I was talking to a crowd of people like people I've spoken to in the herb garden. A woman with short dark hair, quite a tall athletic woman, walked to the top of the rectangle and put a gift into the earth where the head of the space, or altar, would be. I understood that she knew already what the space was about.

Every sentence of my talk came to me as I spoke and informed me too. I said the process of working with the ruined child goes like this. The child doesn't know it is ruined. It says, I'm fine. But there is always an edge in its relations with other people. Something isn't right. The way the work starts is when someone else picks a moment, usually one that comes up by means of a dream, and helps you find your true feeling in relation to that moment. That can go on for years. The second phase is when you begin to work by yourself to do that. As I spoke this sentence I saw Joyce was standing beside me.

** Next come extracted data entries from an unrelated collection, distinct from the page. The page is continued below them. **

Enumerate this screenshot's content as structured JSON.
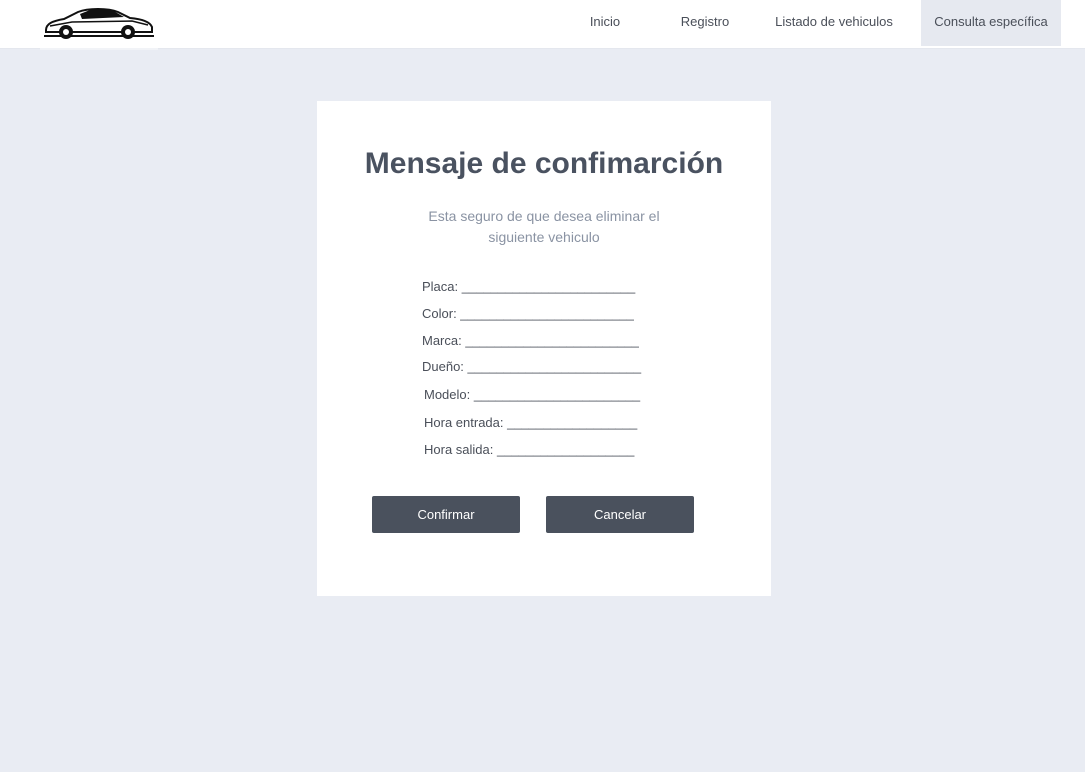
{
  "nav": {
    "items": [
      {
        "label": "Inicio"
      },
      {
        "label": "Registro"
      },
      {
        "label": "Listado de vehiculos"
      },
      {
        "label": "Consulta específica"
      }
    ],
    "active": "Consulta específica"
  },
  "dialog": {
    "title": "Mensaje de confimarción",
    "message": "Esta seguro de que desea eliminar el siguiente vehiculo",
    "fields": [
      {
        "label": "Placa: ________________________"
      },
      {
        "label": "Color: ________________________"
      },
      {
        "label": "Marca: ________________________"
      },
      {
        "label": "Dueño: ________________________"
      },
      {
        "label": "Modelo: _______________________"
      },
      {
        "label": "Hora entrada: __________________"
      },
      {
        "label": "Hora salida: ___________________"
      }
    ],
    "confirm_label": "Confirmar",
    "cancel_label": "Cancelar"
  },
  "colors": {
    "background": "#e9ecf3",
    "button": "#4a515d",
    "title": "#4a5260",
    "message": "#8a93a3"
  }
}
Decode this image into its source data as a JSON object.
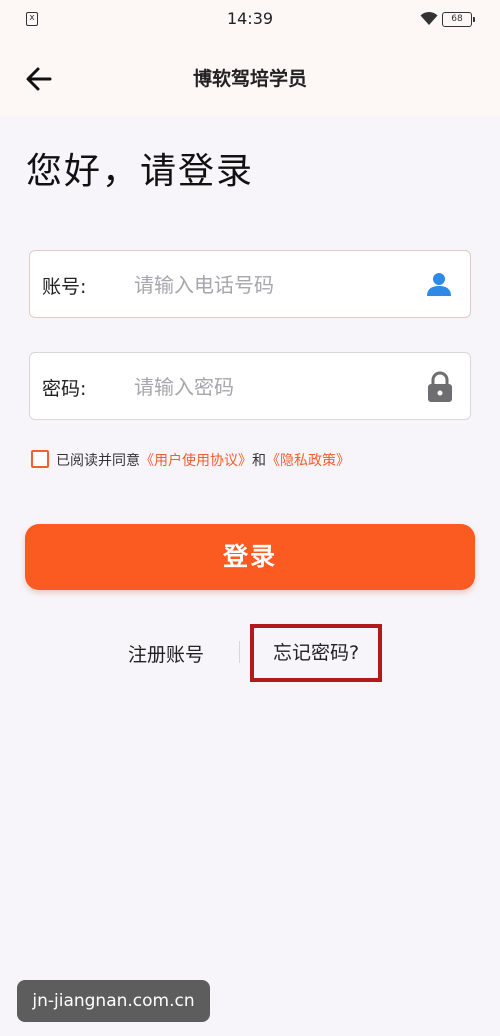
{
  "status_bar": {
    "sim_icon": "x",
    "time": "14:39",
    "wifi_icon": "wifi-icon",
    "battery": "68"
  },
  "app_bar": {
    "back_icon": "arrow-left-icon",
    "title": "博软驾培学员"
  },
  "greeting": "您好，请登录",
  "account_field": {
    "label": "账号:",
    "placeholder": "请输入电话号码",
    "value": "",
    "icon": "user-icon",
    "icon_color": "#2e8ae6"
  },
  "password_field": {
    "label": "密码:",
    "placeholder": "请输入密码",
    "value": "",
    "icon": "lock-icon",
    "icon_color": "#6e6e70"
  },
  "agreement": {
    "checked": false,
    "prefix": "已阅读并同意",
    "terms_link": "《用户使用协议》",
    "and": "和",
    "privacy_link": "《隐私政策》"
  },
  "login_button": "登录",
  "register_link": "注册账号",
  "forgot_link": "忘记密码?",
  "watermark": "jn-jiangnan.com.cn",
  "colors": {
    "accent": "#fb5a21",
    "link": "#f06030",
    "highlight_box": "#b3191b"
  }
}
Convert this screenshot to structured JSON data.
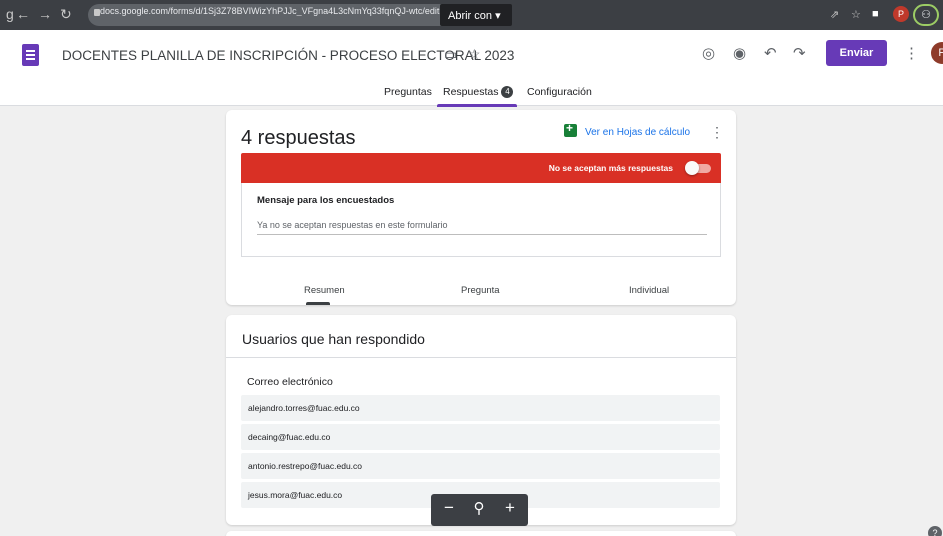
{
  "browser": {
    "url": "docs.google.com/forms/d/1Sj3Z78BVIWizYhPJJc_VFgna4L3cNmYq33fqnQJ-wtc/edit",
    "open_with": "Abrir con ▾"
  },
  "header": {
    "title": "DOCENTES PLANILLA DE INSCRIPCIÓN - PROCESO ELECTORAL 2023",
    "send_label": "Enviar",
    "avatar_letter": "P"
  },
  "tabs": [
    {
      "label": "Preguntas"
    },
    {
      "label": "Respuestas",
      "badge": "4"
    },
    {
      "label": "Configuración"
    }
  ],
  "responses": {
    "count_label": "4 respuestas",
    "sheets_link": "Ver en Hojas de cálculo",
    "accepting_label": "No se aceptan más respuestas",
    "accepting": false,
    "message_title": "Mensaje para los encuestados",
    "message_text": "Ya no se aceptan respuestas en este formulario",
    "sub_tabs": [
      "Resumen",
      "Pregunta",
      "Individual"
    ]
  },
  "users": {
    "title": "Usuarios que han respondido",
    "column_header": "Correo electrónico",
    "emails": [
      "alejandro.torres@fuac.edu.co",
      "decaing@fuac.edu.co",
      "antonio.restrepo@fuac.edu.co",
      "jesus.mora@fuac.edu.co"
    ]
  },
  "zoom": {
    "minus": "−",
    "search": "⚲",
    "plus": "+"
  },
  "colors": {
    "accent": "#673ab7",
    "closed_banner": "#d93025",
    "sheets_green": "#188038",
    "link_blue": "#1a73e8"
  },
  "icons": [
    "back-icon",
    "forward-icon",
    "reload-icon",
    "lock-icon",
    "share-icon",
    "star-icon",
    "extensions-icon",
    "forms-logo-icon",
    "folder-icon",
    "star-outline-icon",
    "palette-icon",
    "preview-eye-icon",
    "undo-icon",
    "redo-icon",
    "more-vert-icon",
    "sheets-icon",
    "zoom-out-icon",
    "zoom-search-icon",
    "zoom-in-icon",
    "help-icon"
  ]
}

I had woken in the night with a burning bar across the solar. Tried different things. What dissolved it was when I said, as the child, when are you coming for me - please come for me -

When I read the sentence that says I saw Joyce was standing beside me, my eyes fill.

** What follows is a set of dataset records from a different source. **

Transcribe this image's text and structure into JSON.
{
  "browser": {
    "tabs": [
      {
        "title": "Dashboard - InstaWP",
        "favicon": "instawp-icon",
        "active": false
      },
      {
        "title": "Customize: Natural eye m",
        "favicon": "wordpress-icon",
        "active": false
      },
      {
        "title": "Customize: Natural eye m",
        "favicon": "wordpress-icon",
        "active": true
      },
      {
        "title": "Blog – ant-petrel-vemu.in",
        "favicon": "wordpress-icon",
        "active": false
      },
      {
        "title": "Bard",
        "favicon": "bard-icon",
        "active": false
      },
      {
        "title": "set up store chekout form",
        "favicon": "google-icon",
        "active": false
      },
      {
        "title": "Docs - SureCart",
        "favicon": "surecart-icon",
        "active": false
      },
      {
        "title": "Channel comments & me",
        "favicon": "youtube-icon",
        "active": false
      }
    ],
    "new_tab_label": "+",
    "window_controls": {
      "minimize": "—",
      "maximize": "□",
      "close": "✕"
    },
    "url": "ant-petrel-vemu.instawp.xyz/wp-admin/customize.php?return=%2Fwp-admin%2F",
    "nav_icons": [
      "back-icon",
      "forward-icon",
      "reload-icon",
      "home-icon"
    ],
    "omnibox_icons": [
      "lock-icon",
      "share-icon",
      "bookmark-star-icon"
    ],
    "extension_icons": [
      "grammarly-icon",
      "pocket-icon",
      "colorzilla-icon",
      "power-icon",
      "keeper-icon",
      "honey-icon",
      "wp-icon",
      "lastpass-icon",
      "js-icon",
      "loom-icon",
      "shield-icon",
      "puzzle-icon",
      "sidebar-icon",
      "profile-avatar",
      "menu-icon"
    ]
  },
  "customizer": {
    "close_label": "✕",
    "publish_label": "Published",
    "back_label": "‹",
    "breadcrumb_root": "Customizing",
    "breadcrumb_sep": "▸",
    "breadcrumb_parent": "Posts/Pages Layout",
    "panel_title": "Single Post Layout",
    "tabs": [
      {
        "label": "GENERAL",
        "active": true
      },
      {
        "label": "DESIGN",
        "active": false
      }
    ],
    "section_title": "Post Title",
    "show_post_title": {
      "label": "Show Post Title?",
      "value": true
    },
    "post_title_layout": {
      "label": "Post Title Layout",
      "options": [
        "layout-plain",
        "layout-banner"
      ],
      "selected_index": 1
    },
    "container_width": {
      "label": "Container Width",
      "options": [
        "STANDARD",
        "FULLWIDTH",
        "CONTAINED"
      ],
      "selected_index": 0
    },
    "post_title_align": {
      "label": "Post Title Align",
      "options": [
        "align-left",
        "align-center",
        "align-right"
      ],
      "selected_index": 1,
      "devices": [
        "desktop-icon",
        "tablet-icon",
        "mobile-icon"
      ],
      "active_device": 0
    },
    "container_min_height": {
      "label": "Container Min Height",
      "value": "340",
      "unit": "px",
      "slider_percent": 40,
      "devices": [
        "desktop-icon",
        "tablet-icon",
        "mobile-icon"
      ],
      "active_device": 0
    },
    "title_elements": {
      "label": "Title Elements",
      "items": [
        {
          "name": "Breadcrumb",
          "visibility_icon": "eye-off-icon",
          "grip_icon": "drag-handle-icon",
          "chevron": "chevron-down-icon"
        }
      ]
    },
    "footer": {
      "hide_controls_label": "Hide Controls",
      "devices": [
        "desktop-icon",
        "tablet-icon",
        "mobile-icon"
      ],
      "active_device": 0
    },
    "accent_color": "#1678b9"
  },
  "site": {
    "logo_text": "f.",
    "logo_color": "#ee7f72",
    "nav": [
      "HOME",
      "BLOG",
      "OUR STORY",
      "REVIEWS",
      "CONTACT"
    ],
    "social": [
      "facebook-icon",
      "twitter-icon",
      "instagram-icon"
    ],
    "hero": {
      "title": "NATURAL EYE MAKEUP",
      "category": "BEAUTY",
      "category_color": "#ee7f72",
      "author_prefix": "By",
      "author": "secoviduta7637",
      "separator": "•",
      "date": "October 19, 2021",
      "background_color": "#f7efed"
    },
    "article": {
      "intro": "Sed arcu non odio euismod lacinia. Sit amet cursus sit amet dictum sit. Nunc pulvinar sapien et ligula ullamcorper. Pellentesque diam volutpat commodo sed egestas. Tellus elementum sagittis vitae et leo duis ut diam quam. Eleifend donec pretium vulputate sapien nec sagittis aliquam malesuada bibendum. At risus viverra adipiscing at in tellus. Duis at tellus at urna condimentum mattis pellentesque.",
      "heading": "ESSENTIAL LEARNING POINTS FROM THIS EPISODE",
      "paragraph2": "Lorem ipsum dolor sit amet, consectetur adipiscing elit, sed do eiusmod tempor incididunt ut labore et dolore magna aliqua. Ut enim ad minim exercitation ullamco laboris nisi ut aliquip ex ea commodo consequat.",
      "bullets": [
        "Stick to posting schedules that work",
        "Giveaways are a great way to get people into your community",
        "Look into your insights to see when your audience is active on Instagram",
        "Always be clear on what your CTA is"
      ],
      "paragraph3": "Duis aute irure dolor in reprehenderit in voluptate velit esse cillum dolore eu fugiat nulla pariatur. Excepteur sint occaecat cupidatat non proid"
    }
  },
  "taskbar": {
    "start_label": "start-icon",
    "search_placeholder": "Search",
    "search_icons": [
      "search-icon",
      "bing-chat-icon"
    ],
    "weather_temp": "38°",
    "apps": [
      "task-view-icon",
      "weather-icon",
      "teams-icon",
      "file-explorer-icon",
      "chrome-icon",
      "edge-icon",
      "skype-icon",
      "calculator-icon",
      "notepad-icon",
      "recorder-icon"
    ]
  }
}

Is the tall athletic woman you    no
A version of me    
A gift to the head    
I don't see her very well    YES
Is she the one who sang with me    
The one who knows already    
She puts her gift in the space    
The place where I tell the story    
Do you want to say more about her     intimacy, beginning, come through, childhood exclusion
The one who was built to come through     YES
Joyce built her     NO
I did, with her    
By choosing to trust    
She was the one who looked after me when I chose to crash (tears)     YES
Joyce understood how to make her     no
How to call her    

16

Yesterday I shopped for clothes - a stunning fitted jacket - stunning fit - the most femme jacket in the world - and three good pairs of pants and yellow tube socks.

-

Today again the spot at the heart-center of the chest is burning. Like a thumb pressing down hard. The book seems to be contradicting itself about Tom. I don't know where to start writing. Feel no interest in any of those topics. Am not fresh with any of the piles. Don't have a live hope for the result, except the doc and being finished. It all feels old. I haven't found the - I don't know what - angle in, which would have conviction or energy. I'm frightened. I was brave in the work but now I have to defend that bravery, show it, set it so it can be seen, do it the honor of setting its results so they are not hidden in the thesis binding but shining on tables in bookstores.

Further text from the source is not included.